How many $1$s are in the first $1023$ binary numbers? How many $1$s are in the first $1023$ binary numbers?
I'm not to sure how to approach this question. An idea, formula, or solution is appreciated!
 A: Hint: For how many of those numbers will the one's bit be a $1$ (in other words: how many of those numbers are odd)? For how many of them will the two's bit be a $1$? For how many of them will the four's bit be a $1$? And so on. Also, it will probably be advantageous to include $0$ (and thus look at a collection of $1024$ binary numbers) to make the counting a bit easier. Or, if $0$ is already included, include $1023$ initially, then correct for it when you're done counting.
A: Any such number can be represented by a string of 10 0s and 1s.  The number of such strings with $n$ ones is $10$ choose $n$.  Thus, the number of ones which appear is 
$$
\sum_{n=0}^{10} n{10 \choose n}=5\cdot 2^{10}.
$$ 
A: As an addendum to Arthur's answer - if you count to, say, $2^{4} - 1 = 15$, you can easily figure out a pattern in the columns:
0000
0001
0010
0011
0100
0101
0110
0111
1000
1001
1010
1011
1100
1101
1110
1111

So if you count to $2^{n} - 1$, you have $2^{n} * n$ digits ("rows * columns"), of which 50% are 1's.

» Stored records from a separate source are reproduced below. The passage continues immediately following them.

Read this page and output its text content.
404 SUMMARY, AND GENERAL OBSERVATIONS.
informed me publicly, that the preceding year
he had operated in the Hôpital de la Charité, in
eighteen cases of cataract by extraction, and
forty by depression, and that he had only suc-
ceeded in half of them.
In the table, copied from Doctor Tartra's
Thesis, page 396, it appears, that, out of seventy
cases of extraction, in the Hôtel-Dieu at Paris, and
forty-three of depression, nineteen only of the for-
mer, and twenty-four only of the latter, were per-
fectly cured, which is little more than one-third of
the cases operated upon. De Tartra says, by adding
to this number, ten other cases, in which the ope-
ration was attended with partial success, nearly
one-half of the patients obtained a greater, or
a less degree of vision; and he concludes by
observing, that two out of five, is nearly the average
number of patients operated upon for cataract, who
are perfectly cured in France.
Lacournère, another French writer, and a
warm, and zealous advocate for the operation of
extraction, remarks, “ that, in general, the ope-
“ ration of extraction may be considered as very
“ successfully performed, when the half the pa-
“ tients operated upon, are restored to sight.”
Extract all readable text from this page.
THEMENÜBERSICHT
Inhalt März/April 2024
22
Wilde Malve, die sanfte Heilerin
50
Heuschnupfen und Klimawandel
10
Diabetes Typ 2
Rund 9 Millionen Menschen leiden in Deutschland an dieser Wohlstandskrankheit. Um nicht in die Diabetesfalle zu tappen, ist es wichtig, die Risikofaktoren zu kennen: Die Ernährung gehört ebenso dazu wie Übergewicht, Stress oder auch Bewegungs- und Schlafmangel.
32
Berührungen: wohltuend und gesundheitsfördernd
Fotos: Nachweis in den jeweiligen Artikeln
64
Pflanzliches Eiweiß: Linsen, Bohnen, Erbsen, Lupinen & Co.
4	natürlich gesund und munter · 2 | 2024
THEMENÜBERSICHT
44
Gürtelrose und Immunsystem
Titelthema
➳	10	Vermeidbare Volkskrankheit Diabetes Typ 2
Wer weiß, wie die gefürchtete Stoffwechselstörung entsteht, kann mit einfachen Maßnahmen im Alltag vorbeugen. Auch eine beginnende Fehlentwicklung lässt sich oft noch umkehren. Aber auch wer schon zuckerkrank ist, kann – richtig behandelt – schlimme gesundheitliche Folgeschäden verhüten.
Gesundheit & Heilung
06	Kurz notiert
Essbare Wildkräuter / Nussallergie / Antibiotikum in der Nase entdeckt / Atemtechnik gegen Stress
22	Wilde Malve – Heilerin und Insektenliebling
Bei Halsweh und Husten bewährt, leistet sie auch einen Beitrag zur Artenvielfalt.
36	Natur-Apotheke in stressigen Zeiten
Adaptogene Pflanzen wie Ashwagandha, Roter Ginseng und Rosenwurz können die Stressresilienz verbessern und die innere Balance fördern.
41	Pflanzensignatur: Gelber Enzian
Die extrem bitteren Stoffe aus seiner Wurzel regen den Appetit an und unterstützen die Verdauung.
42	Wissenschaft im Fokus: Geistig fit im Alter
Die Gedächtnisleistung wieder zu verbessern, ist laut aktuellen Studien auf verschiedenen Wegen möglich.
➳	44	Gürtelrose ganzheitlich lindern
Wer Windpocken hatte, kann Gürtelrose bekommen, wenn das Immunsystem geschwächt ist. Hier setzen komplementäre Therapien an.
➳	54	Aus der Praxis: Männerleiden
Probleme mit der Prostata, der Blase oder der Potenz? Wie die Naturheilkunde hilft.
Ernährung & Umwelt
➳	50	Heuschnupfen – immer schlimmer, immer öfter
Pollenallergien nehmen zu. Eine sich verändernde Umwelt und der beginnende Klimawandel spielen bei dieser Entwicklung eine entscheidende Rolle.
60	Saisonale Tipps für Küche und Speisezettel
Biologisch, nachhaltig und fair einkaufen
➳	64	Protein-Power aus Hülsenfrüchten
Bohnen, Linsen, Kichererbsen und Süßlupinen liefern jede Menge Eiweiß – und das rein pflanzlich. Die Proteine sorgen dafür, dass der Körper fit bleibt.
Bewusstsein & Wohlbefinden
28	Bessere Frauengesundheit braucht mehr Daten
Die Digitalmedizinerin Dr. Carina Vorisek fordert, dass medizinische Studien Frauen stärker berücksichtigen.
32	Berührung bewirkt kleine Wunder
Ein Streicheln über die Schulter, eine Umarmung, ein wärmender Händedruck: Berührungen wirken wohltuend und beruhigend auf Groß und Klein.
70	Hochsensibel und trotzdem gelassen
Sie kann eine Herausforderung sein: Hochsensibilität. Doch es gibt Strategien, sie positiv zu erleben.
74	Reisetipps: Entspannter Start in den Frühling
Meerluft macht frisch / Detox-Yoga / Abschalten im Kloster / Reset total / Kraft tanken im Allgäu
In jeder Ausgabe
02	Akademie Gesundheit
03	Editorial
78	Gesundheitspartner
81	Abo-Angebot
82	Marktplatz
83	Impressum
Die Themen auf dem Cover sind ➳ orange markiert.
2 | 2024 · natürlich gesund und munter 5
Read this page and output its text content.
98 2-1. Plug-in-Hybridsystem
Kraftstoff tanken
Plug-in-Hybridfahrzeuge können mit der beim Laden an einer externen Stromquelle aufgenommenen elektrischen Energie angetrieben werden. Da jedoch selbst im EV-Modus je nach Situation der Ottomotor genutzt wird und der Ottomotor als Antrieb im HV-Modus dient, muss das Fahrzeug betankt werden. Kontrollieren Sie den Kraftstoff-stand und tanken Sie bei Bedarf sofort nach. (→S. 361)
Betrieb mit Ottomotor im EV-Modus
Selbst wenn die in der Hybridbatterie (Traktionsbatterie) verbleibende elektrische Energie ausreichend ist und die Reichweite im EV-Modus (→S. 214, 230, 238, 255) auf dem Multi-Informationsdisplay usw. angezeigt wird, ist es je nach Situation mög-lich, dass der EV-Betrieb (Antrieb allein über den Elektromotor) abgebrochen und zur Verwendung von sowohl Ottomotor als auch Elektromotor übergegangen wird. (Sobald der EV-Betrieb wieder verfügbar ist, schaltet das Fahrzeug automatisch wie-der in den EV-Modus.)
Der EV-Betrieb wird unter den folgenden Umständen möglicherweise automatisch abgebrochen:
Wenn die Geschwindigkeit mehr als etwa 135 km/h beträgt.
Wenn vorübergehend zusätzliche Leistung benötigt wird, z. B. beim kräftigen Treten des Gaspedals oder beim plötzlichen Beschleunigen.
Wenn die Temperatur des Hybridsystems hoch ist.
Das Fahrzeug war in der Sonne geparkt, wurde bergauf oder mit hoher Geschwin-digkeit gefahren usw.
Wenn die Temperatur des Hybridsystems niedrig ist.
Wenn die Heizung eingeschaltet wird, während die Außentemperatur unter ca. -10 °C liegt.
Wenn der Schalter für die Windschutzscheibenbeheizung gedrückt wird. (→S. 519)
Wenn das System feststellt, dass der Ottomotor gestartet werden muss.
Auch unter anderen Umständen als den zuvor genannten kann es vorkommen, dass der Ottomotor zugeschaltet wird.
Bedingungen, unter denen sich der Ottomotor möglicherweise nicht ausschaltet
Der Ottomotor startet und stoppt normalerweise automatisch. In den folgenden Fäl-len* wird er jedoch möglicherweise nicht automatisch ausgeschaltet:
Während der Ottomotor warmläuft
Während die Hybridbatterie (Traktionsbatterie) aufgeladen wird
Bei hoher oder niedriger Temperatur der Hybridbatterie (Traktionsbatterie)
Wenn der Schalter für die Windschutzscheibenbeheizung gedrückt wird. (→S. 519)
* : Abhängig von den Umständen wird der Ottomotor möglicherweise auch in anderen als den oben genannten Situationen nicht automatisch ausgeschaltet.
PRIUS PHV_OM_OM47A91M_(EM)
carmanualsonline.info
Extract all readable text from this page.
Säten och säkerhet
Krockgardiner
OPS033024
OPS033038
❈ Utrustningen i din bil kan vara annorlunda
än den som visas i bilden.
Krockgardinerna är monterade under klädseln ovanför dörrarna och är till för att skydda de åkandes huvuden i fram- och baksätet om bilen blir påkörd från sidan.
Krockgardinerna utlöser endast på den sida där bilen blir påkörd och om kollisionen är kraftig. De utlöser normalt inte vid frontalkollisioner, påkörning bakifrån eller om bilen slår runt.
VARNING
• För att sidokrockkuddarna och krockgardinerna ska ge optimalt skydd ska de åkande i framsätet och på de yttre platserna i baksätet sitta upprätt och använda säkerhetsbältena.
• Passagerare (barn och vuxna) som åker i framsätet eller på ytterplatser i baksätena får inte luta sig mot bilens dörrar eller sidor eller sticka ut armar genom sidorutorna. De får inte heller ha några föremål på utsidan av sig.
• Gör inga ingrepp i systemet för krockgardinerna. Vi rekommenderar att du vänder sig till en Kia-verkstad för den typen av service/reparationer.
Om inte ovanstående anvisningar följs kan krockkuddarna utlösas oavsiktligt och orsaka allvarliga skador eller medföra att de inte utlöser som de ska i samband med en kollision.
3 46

For your example: Counting to $1023 =2^{10} - 1$, gets you $2^{10} * 10 * \frac{1}{2} = 5120$ binary 1's in total.
A: Assuming the "first" binary number is $1$ note that the first $1023$ binary numbers, plus $0$, are all the binary numbers you can write with exactly $10$ binary digits or bits (prepending $0$s to "short" numbers, as in $0000101010_2$). Between all of them, you then have $1024 \cdot 10=10240$ bits, and for symmetry reasons exactly half of those, $5120$, are $1$s.
A: It's easy to calculate. There is a pattern with any number used as pow of tow:
You have 2^x, where x> 0 and you will have a binary number as:
2^0 = 1 (Dec) = 1 (Binary)
2^1 = 2 (Dec) = 10 (Binary)
2^2 = 4 (Dec) = 100 (Binary)
...
2^10 = 1024 (Dec) = 100 0000 0000(Binary)
If you pay attention you will notice this:
2^10 - 1 = 1023 (Dec) = 011 1111 1111(Binary)
...
2^2 - 1 = 3 (Dec) = 011 (Binary)
2^1 = 1(Dec) = 01 (Binary)
2^0 - 1 = 0 (Dec) = 0 (Binary)
In this case, your question, the Number of ones matches with the number that is used for pow.